Friedman's art thrives on the incongruous, the unexpected. Readers familiar with his play in which a steambath turns out to be the afterworld run by a Puerto Rican attendant, with Stern, in which a rest home proves to be a place of fierce excitement and activity, or with A Mother's Kisses, in which a Kansas land grant college is virtually taken over by an aggressive Jewish mother, will not be surprised at some of the curious juxtapositions in About Harry Towns….
Friedman is a gifted chronicler of the fantasy life of the urban and suburban Jew. The emphasis in About Harry Towns, however, is less conspicuously Jewish than in the earlier three novels, the Jewish ingredients largely restricted to the death of Towns' parents. Harry's mother has virtually none of those traits that we associate with the Jewish mother, so dominant and vocal a presence in his other work.
Despite the toning down of Jewish elements, there is much in this novel that echoes his earlier work. Towns' Bryn Mawr girlfriend has appeared before in Steambath. Harry's relationship with his son, which is never quite satisfactory, resembles Stern's bumbling filial gestures. Marriages do not work out very well in any of his plays or fiction and promiscuity, real or imagined, is always much in evidence.
The occasional sense of déjà lu that one gets from reading About Harry Towns reinforces our feeling that Friedman's admirable work is all of a piece. With remarkable consistency, he continues to catch the verbal rhythms that we associate with Philip Roth, Wallace Markfield, Irvin Faust, Jay Neugeboren and other American-Jewish writers who came to maturity in the 1960s. (p. 28)
Melvin J. Friedman, in The New Republic (reprinted by permission of The New Republic; © 1974 by The New Republic, Inc.), July 27 & August 3, 1974.

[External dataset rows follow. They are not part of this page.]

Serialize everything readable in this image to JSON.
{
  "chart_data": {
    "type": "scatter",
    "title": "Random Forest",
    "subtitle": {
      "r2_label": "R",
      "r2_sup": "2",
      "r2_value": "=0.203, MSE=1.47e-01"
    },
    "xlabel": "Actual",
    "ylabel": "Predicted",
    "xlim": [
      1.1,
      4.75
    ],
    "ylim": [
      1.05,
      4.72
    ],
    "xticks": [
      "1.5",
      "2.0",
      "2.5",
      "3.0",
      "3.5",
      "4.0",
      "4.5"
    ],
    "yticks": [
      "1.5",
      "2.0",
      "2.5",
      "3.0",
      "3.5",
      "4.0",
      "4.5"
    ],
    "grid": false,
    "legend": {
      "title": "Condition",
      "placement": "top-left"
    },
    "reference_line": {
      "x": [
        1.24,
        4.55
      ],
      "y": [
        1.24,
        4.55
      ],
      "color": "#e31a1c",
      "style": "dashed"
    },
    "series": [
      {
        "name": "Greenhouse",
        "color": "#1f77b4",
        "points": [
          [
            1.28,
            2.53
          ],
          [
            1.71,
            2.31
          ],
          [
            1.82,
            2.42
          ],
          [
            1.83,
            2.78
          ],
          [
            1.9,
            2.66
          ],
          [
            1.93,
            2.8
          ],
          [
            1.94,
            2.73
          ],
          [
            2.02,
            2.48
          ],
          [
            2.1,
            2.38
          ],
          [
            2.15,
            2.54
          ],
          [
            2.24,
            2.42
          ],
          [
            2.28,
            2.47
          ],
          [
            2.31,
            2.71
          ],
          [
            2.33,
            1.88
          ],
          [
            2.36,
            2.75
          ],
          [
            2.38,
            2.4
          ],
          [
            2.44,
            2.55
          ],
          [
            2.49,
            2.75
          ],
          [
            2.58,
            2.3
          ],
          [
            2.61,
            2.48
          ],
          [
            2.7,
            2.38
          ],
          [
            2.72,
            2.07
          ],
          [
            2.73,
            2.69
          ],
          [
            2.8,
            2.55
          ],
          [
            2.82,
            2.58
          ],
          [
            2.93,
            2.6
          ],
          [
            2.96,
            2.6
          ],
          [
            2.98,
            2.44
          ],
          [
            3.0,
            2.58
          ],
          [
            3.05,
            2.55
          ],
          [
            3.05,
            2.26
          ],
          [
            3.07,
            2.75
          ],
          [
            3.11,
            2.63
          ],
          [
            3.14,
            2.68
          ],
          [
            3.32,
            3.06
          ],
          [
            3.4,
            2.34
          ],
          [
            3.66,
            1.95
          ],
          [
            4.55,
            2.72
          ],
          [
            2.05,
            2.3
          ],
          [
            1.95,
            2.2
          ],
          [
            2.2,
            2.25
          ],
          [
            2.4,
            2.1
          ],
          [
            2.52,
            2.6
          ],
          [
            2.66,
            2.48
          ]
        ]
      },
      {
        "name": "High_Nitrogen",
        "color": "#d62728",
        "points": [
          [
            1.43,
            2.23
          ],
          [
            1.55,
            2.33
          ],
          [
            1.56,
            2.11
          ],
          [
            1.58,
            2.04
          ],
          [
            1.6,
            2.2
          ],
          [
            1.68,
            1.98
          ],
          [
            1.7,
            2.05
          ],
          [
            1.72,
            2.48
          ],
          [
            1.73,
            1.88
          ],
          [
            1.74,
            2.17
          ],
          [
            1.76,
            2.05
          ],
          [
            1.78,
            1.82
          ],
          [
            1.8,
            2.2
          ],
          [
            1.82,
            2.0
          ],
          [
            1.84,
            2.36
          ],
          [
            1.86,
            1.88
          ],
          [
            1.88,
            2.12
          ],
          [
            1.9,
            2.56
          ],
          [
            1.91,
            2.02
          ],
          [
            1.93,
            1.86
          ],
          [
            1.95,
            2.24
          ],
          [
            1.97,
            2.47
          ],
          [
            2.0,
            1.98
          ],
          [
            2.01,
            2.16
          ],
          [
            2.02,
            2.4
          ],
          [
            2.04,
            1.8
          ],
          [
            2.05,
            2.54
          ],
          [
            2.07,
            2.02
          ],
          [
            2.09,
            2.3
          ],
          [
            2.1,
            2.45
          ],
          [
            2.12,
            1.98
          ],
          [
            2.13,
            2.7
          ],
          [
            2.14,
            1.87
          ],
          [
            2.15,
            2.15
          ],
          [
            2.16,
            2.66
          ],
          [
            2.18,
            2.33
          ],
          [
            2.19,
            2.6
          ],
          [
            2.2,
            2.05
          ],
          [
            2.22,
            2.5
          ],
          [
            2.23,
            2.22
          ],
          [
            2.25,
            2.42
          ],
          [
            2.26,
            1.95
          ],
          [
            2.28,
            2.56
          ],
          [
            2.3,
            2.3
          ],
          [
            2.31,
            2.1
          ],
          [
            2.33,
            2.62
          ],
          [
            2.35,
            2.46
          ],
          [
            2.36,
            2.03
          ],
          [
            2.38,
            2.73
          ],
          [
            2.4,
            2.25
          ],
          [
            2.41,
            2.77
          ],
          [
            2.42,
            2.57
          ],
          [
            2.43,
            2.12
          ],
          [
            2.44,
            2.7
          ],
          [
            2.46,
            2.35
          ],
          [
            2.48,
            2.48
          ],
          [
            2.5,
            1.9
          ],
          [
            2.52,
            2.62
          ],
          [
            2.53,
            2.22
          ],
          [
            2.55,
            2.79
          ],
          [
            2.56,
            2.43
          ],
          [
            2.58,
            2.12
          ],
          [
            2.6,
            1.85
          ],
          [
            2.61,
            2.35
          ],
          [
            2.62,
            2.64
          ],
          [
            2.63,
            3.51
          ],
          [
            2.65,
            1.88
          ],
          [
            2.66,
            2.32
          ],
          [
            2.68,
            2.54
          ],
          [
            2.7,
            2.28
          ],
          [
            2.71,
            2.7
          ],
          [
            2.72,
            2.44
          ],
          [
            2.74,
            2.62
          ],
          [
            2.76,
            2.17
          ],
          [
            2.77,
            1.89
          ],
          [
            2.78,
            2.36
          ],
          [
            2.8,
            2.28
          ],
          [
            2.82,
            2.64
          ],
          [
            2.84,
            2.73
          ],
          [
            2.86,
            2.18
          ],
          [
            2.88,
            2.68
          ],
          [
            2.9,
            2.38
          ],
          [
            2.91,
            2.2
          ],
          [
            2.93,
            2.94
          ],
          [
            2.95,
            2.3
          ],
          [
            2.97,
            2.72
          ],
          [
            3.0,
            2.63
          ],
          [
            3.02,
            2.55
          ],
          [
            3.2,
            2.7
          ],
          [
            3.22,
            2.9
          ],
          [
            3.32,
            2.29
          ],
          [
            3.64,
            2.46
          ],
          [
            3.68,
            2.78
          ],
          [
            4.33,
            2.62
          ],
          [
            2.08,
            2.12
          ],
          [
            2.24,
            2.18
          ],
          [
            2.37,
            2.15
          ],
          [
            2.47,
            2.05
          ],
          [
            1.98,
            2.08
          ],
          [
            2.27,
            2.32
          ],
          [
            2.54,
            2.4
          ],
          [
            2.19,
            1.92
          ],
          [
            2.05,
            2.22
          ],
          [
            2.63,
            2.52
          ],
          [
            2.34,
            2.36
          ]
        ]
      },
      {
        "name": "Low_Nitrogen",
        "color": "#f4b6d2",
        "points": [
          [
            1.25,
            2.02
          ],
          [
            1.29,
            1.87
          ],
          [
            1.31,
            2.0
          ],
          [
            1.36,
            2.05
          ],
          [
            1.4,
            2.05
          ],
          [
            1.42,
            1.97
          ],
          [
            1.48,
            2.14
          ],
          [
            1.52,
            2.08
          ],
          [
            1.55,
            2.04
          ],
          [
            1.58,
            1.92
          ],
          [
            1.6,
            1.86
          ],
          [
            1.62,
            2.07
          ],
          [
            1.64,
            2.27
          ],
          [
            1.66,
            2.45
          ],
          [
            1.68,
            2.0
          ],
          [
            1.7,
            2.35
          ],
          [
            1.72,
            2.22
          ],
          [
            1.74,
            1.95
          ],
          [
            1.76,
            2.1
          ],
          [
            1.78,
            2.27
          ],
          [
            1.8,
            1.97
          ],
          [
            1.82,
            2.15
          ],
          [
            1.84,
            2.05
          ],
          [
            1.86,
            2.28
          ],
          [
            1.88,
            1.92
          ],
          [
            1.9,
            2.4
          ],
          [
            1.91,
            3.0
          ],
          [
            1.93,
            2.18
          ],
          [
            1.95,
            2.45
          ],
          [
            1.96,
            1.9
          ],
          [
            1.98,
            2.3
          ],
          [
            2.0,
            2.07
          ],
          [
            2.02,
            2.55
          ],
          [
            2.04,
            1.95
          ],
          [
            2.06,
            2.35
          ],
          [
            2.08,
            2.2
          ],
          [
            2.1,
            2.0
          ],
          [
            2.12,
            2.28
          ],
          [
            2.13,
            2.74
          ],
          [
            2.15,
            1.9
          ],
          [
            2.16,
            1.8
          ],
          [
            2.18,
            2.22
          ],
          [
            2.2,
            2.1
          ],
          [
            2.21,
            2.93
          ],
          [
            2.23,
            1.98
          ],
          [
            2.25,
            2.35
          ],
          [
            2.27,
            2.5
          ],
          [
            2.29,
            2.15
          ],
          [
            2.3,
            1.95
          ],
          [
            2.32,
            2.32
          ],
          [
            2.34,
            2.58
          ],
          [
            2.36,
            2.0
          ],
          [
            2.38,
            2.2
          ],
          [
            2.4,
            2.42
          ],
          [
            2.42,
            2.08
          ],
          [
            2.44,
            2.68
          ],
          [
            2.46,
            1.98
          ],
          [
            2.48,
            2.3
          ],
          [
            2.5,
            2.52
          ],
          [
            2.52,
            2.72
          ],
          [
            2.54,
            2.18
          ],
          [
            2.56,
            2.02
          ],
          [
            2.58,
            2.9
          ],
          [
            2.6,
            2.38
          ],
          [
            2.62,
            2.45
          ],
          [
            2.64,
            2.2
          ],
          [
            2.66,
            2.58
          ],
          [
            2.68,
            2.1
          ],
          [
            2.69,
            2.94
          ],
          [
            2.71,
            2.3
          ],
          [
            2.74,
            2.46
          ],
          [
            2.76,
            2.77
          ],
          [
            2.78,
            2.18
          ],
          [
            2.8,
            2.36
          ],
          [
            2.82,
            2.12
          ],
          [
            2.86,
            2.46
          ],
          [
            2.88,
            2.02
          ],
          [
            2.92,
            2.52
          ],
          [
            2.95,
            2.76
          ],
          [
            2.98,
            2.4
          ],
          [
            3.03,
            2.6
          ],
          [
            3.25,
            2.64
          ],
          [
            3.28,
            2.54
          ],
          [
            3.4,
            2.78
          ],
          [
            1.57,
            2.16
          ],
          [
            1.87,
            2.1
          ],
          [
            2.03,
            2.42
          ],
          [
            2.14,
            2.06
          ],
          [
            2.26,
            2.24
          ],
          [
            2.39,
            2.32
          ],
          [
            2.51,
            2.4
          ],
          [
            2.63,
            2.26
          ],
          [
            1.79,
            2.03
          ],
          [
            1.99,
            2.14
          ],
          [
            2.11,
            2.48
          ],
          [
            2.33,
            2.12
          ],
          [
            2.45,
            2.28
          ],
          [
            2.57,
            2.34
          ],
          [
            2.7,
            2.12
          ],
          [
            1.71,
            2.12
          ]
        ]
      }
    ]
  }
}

About Harry Towns specialises in that sour and dead-pan American prose which has been untouched by human hand. But any writer who can create sentences like Ascot hats—"I am Mary Jo Smith, your waitress for tonight, and here is your special chilled fork for the Brazilia Festival Salad"—can't be all cardboard. (p. 183)
[Harry's story] … would be the usual blues of urbanised and industrialised Man, but Friedman's flat and sour prose comes into its own very quickly and becomes a very effective description of the toneless way in which Americans conduct their affairs and the bland way in which they conduct each other. I enjoyed this book. (p. 184)
Peter Ackroyd, in The Spectator (© 1975 by The Spectator; reprinted by permission of The Spectator), February 15, 1975.
Bruce Jay Friedman is … refreshingly unpretentious, though it will inevitably be added that he has plenty to be unpretentious about. About Harry Towns is a … walkabout novel: a discursive, anecdotal evocation of the urban male menopause…. It is a book that needn't have been written which is probably one of the reasons why it's so easy to read—fluent, droll and moderately likeable. (p. 250)
Martin Amis, in New Statesman (© 1975 The Statesman & Nation Publishing Co. Ltd.), February 21, 1975.